Çorum FK’nın son 5 dakikada yakaladığı pozisyonları dışında, 90 dakikanın genelinde Sivasspor daha tehditkâr bir görüntüdeydi. Direkten dönen toplar, pozisyonlar vardı. Her iki takım da 3 puana ulaşabilirdi. Deplasmandan alınan 1 puan elbette kötü değil; fakat şampiyonluğa oynayan bir takımın oyunu bu olmamalı.
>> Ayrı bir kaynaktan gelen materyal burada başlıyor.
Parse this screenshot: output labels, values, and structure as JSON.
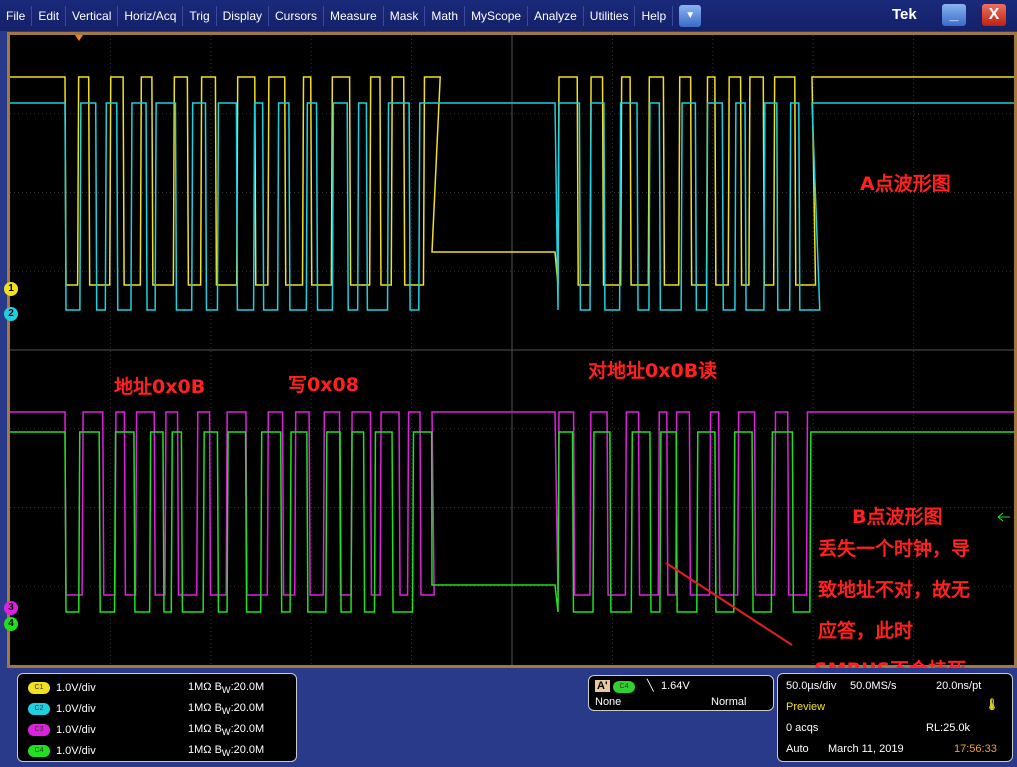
{
  "menu": [
    "File",
    "Edit",
    "Vertical",
    "Horiz/Acq",
    "Trig",
    "Display",
    "Cursors",
    "Measure",
    "Mask",
    "Math",
    "MyScope",
    "Analyze",
    "Utilities",
    "Help"
  ],
  "brand": "Tek",
  "window_buttons": {
    "minimize": "_",
    "close": "X",
    "dropdown": "▼"
  },
  "channel_colors": {
    "c1": "#f0e020",
    "c2": "#20d0e0",
    "c3": "#e020e0",
    "c4": "#20e020"
  },
  "markers": {
    "c1": "1",
    "c2": "2",
    "c3": "3",
    "c4": "4"
  },
  "annotations": {
    "a_waveform": "A点波形图",
    "addr": "地址0x0B",
    "write": "写0x08",
    "read": "对地址0x0B读",
    "b_waveform": "B点波形图",
    "explain": [
      "丢失一个时钟，导",
      "致地址不对，故无",
      "应答，此时",
      "SMBUS不会挂死"
    ]
  },
  "channels": [
    {
      "label": "C1",
      "scale": "1.0V/div",
      "impedance": "1MΩ",
      "bw": "20.0M"
    },
    {
      "label": "C2",
      "scale": "1.0V/div",
      "impedance": "1MΩ",
      "bw": "20.0M"
    },
    {
      "label": "C3",
      "scale": "1.0V/div",
      "impedance": "1MΩ",
      "bw": "20.0M"
    },
    {
      "label": "C4",
      "scale": "1.0V/div",
      "impedance": "1MΩ",
      "bw": "20.0M"
    }
  ],
  "trigger": {
    "label": "A'",
    "source": "C4",
    "level": "1.64V",
    "coupling": "None",
    "mode": "Normal"
  },
  "acq": {
    "timebase": "50.0µs/div",
    "rate": "50.0MS/s",
    "resolution": "20.0ns/pt",
    "state": "Preview",
    "acqs": "0 acqs",
    "rl": "RL:25.0k",
    "mode": "Auto",
    "date": "March 11, 2019",
    "time": "17:56:33"
  }
}
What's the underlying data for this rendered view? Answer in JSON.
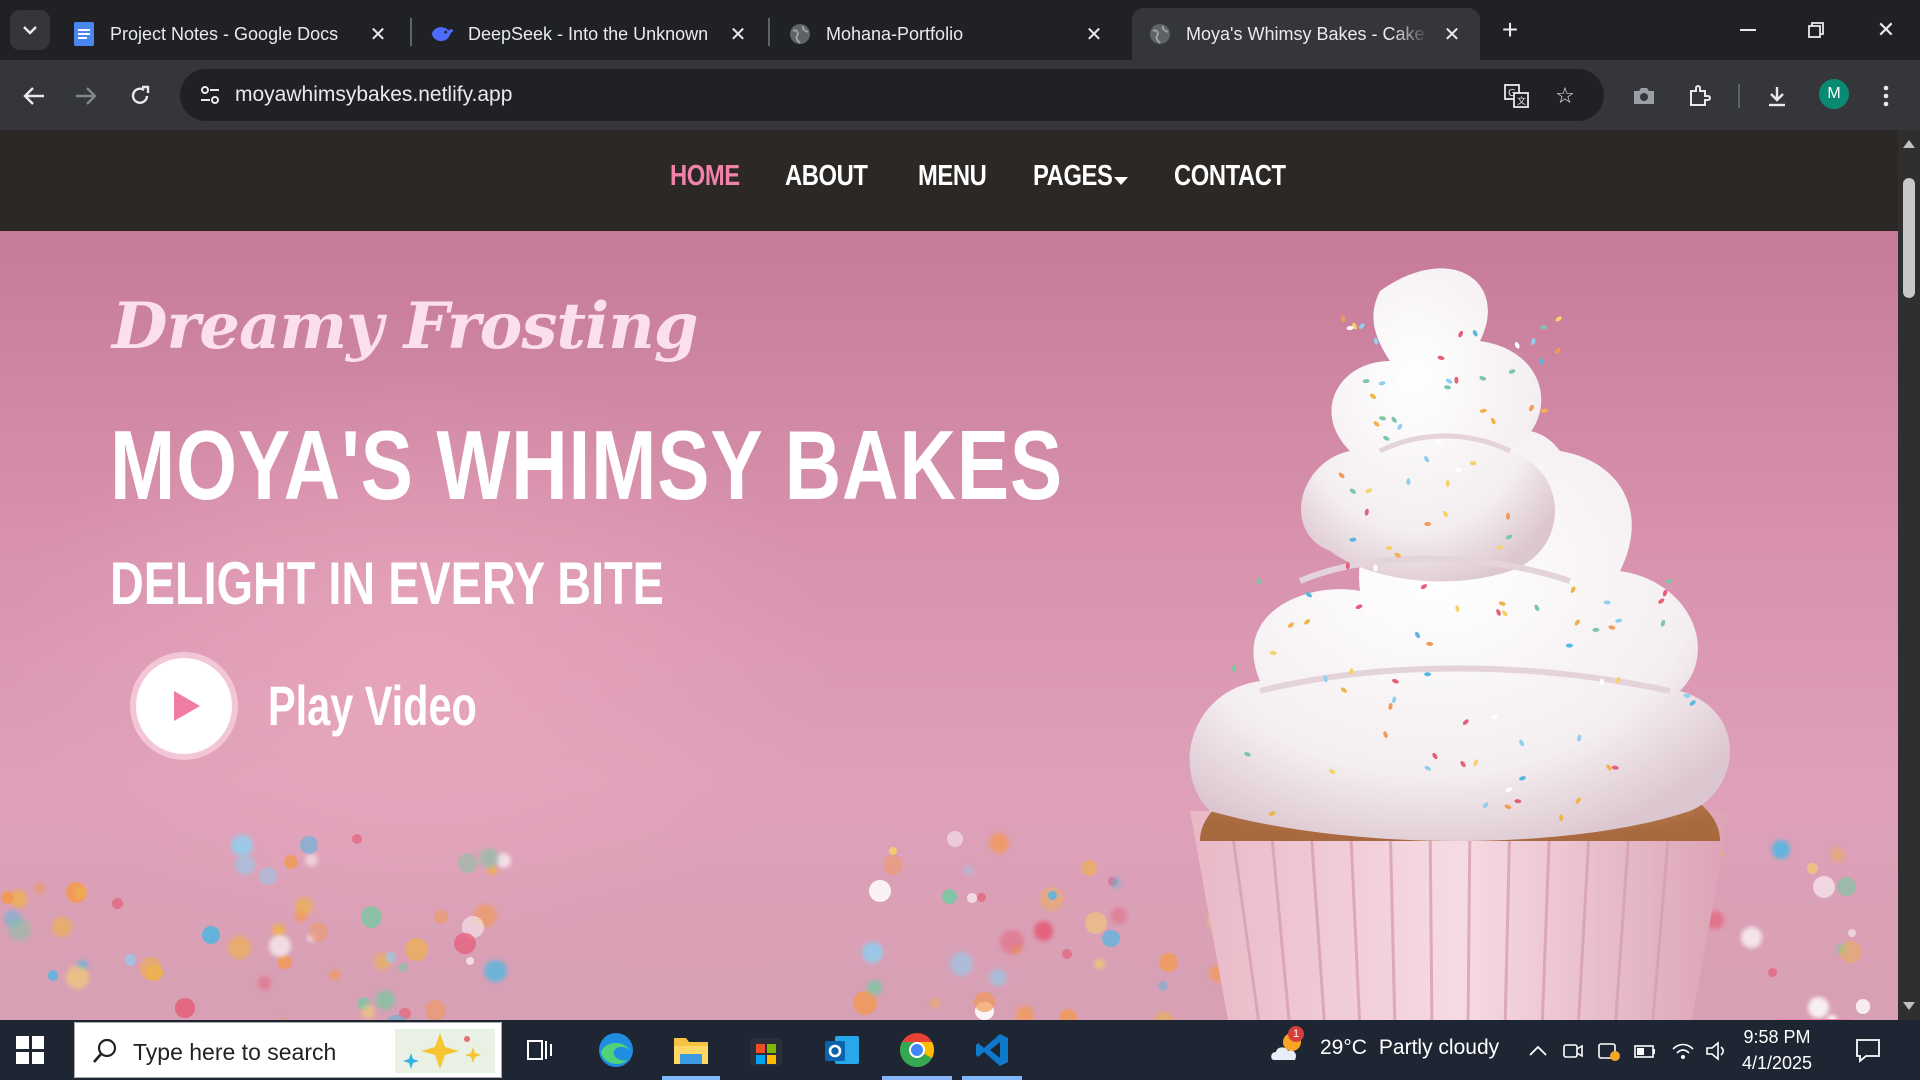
{
  "browser": {
    "tabs": [
      {
        "title": "Project Notes - Google Docs",
        "icon": "google-docs-icon"
      },
      {
        "title": "DeepSeek - Into the Unknown",
        "icon": "deepseek-icon"
      },
      {
        "title": "Mohana-Portfolio",
        "icon": "globe-icon"
      },
      {
        "title": "Moya's Whimsy Bakes - Cake Shop",
        "icon": "globe-icon",
        "active": true
      }
    ],
    "url": "moyawhimsybakes.netlify.app",
    "profile_initial": "M"
  },
  "site": {
    "nav": {
      "home": "HOME",
      "about": "ABOUT",
      "menu": "MENU",
      "pages": "PAGES",
      "contact": "CONTACT",
      "active": "HOME"
    },
    "hero": {
      "script_title": "Dreamy Frosting",
      "title": "MOYA'S WHIMSY BAKES",
      "tagline": "DELIGHT IN EVERY BITE",
      "play_label": "Play Video"
    },
    "colors": {
      "accent": "#f183a9",
      "nav_bg": "#2b2826",
      "hero_bg": "#d892ae"
    }
  },
  "taskbar": {
    "search_placeholder": "Type here to search",
    "weather": {
      "temp": "29°C",
      "condition": "Partly cloudy",
      "badge": "1"
    },
    "time": "9:58 PM",
    "date": "4/1/2025"
  }
}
Peki şimdi ne yapılmalı? Cevap net: Devre arası transfer dönemi doğru yönetilmezse, bu sezon tamamen şansa kalır. Çorum FK’yı zorlu ama kaçınılmaz bir transfer süreci bekliyor. Bu süreçte sadece “isim” değil, sisteme uyan, fiziksel ve zihinsel olarak hazır, ilk 11’e doğrudan etki edecek oyuncular alınmalı. Kaleci dahil olmak üzere, en az 5-6 net ilk 11 oyuncusu şart. Şahsi kanaatim ise, bu takımın gerçek anlamda yarışın içinde kalabilmesi için 7-8 transfere ihtiyacı olduğu yönünde.
Şu unutulmamalı: Şampiyonluğa oynayan her takım transferi bekliyor. Rakipler de boş durmayacak. Çorum FK’nın eli çabuk, futbol aklı net, planı titiz olmak zorunda. Fırsat transferleri olabilir, ama plansızlık affedilmez.
Sivas gibi zorlu bir deplasmanda alınan 1 puan doğru okunursa, kazançtır. Yanlış okunursa, sezonun kırılma noktası olabilir. Doğru tercih artık sahada olduğu kadar masada yapılmalı.